Они ехали на север через полыхающий красками осенний лес. Здесь вдали от ядовитых выбросов больших городов — Бостона, Манчестера и Портленда — еще сохранились деревья, расцвеченные желтой, красной и лилово-бордовой листвой. Этот вид разбудил в Ричардсе щемящее чувство меланхолии. Оно было настолько необычным. Он и не ожидал от себя таких эмоций и еще две недели назад не поверил бы, что сможет испытывать нечто подобное. А ведь всего через месяц выпадет снег и покроет все это разноцветье белым ковром.
Осенью все кончается.
Она, казалось, почувствовала его настроение и не задавала вопросов. Молчание восполнялось шуршанием дороги под колесами. Они переехали через реку в районе Ярмута. По дороге до самого Фрипорта встречались лишь грузовики. По обочинам ютились бедные лачуги и сараи, но на каждом блестела и переливалась на солнце антенна «Свободного вещания», закрепленная либо на облезлом подоконнике, либо на ветхой двери.

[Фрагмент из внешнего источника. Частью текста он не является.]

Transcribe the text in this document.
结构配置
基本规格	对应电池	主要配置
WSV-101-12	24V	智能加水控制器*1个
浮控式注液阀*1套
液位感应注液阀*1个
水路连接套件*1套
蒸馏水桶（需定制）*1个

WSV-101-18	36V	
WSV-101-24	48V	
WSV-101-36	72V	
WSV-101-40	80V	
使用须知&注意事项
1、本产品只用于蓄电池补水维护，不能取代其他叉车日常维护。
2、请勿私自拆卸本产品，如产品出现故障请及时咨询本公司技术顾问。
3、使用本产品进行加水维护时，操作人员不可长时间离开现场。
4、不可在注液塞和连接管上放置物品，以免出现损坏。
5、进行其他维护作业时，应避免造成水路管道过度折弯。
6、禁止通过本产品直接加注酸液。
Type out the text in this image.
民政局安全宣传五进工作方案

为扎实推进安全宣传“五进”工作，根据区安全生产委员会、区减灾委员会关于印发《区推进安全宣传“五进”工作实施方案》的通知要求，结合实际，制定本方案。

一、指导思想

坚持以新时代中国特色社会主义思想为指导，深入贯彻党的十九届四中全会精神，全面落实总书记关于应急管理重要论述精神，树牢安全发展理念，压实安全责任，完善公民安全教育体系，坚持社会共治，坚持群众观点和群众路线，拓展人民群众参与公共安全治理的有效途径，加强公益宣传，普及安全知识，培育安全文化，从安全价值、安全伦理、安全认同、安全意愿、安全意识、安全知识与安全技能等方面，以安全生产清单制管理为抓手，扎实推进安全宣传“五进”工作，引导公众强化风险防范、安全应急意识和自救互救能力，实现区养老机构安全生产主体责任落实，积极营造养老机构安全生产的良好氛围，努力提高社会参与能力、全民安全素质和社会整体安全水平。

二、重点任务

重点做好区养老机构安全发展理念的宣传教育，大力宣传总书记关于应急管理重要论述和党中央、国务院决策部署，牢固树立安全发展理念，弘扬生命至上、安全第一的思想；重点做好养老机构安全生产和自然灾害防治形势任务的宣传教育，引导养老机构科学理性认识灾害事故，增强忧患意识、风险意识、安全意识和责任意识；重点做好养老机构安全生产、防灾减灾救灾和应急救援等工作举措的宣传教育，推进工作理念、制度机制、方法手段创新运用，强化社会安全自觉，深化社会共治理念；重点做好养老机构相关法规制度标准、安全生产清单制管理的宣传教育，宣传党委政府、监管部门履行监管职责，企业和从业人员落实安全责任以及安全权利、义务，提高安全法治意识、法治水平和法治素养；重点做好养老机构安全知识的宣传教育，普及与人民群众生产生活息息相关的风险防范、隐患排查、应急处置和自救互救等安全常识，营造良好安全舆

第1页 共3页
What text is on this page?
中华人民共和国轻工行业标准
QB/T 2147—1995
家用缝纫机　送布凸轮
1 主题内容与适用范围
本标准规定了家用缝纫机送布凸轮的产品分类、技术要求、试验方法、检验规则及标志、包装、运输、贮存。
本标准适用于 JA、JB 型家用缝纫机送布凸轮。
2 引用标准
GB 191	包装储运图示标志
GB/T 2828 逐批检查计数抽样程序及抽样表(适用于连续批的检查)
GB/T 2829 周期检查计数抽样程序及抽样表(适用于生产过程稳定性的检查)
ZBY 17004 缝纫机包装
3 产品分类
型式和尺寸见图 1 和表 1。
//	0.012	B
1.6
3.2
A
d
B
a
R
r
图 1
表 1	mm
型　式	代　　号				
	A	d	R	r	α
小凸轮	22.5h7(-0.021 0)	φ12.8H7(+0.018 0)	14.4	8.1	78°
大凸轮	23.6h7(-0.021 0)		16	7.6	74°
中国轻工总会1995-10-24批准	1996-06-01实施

При въезде в город на обочине стояли три патрульные машины. Видимо, полицейские обсуждали ситуацию.
Женщина вся напряглась как струна. Ричардс же был совершенно спокоен.
Они миновали патрульные машины, и она вдруг сникла.
— Если бы они проверяли транспорт, они бы несомненно сразу нас остановили, — сказал Ричардс ровным тоном. — Ты бы еще у себя на лбу написала: Бен Ричардс едет в этой машине.
— Ну, почему ты меня держишь? — и на одном дыхании продолжила. — У тебя есть, чем затянуться?
Богачи курят «Дуке». Он засмеялся при этой мысли и покачал головой.
— Ты что, надо мной смеешься? — спросила она уязвлено. — Ну и наглец же ты! Подлый трусливый убийца! Ты пытаешься запугать меня до смерти, а потом убить, как ты убил тех двух ребят в Бостоне…
— Да, уж, конечно, «бедные ребята»… Там было целое скопище этих ребят, которые были готовы меня прикончить. Это их работа.
— Да, убивать за деньги — это здорово! Ты готов сделать что угодно за деньги. Желаешь перевернуть все в стране? А почему бы тебе не найти приличную работу? Потому что ты ленив! Ты плюешь на все приличное.
— А сама-то ты приличная?
— Да, — резко бросила она, — не поэтому ли ты выбрал именно меня? Я была беззащитной и выглядела прилично. И ты поэтому воспользовался мной, вынудил опуститься до твоего уровня и теперь радуешься.
— Если ты претендуешь на то, чтобы тебя считали приличной, почему же ты тогда покупаешь себе за шесть тысяч Новых долларов эту машину, а в это время моя дочка умирает от воспаления легких?
— Что такое ты говоришь? — она испуганно взглянула на него, сперва открыв рот от удивления, потом резко сомкнула губы. — Ты враг Федерации Игр и Системы. Так передавали по каналу «Свободного вещания». Я видела, какие мерзкие вещи ты делал…
— Знаешь, что действительно мерзко? — доставая сигарету из пачки, которая лежала на передней панели и зажигая ее, спросил Ричардс. — Я тебе отвечу. Мерзко, когда тебя заносят в «черный список», если ты не желаешь работать в «Дженерал Атомикс», чтобы не стать импотентом. Мерзко сидеть дома и смотреть, как твоя жена гнет спину, чтобы заработать на пропитание. Мерзко осознавать, что Система убивает миллионы людей ядовитыми выбросами, загрязняя воздух, когда они могли бы производить респираторы по шесть долларов за штуку.
— Ты все врешь, — сказала она и вцепилась в руль так, что пальцы побелели.
— Когда все это закончится, ты опять отправишься в свою квартирку на двух уровнях, затянешься сигареткой «Доукс», поймаешь кайф и с удовольствием будешь разглядывать, как свет играет на столовом серебре. Никто в твоем квартале не гоняет крыс шваброй и не справляет нужду на заднем крыльце, потому что туалет неисправен. Я видел пятилетнюю девочку с раком легких. Как тебе это, не мерзко? Или еще…
— Перестань! — закричала она. — Ты говоришь гнусные вещи!
— Это верно, — ответил он, разглядывая проплывающий за окном пейзаж. Безысходность наполнила его до краев могильным холодом. У него не было ничего общего с этими Избранными. Они существуют вне или над суетой, над бытом. Они дышат другим воздухом.
Ему вдруг безумно захотелось заставить эту женщину остановить машину, сбить в пыль ее очки, протащить ее по грязи, заставить ее глотать землю, разодрать на ней одежду, а потом спросить, как ей все это нравится и похоже ли это на ту картину, которую показывают по первому каналу двадцать четыре часа в сутки.
— Да, это точно, — пробормотал он, — гнусные вещи я говорю.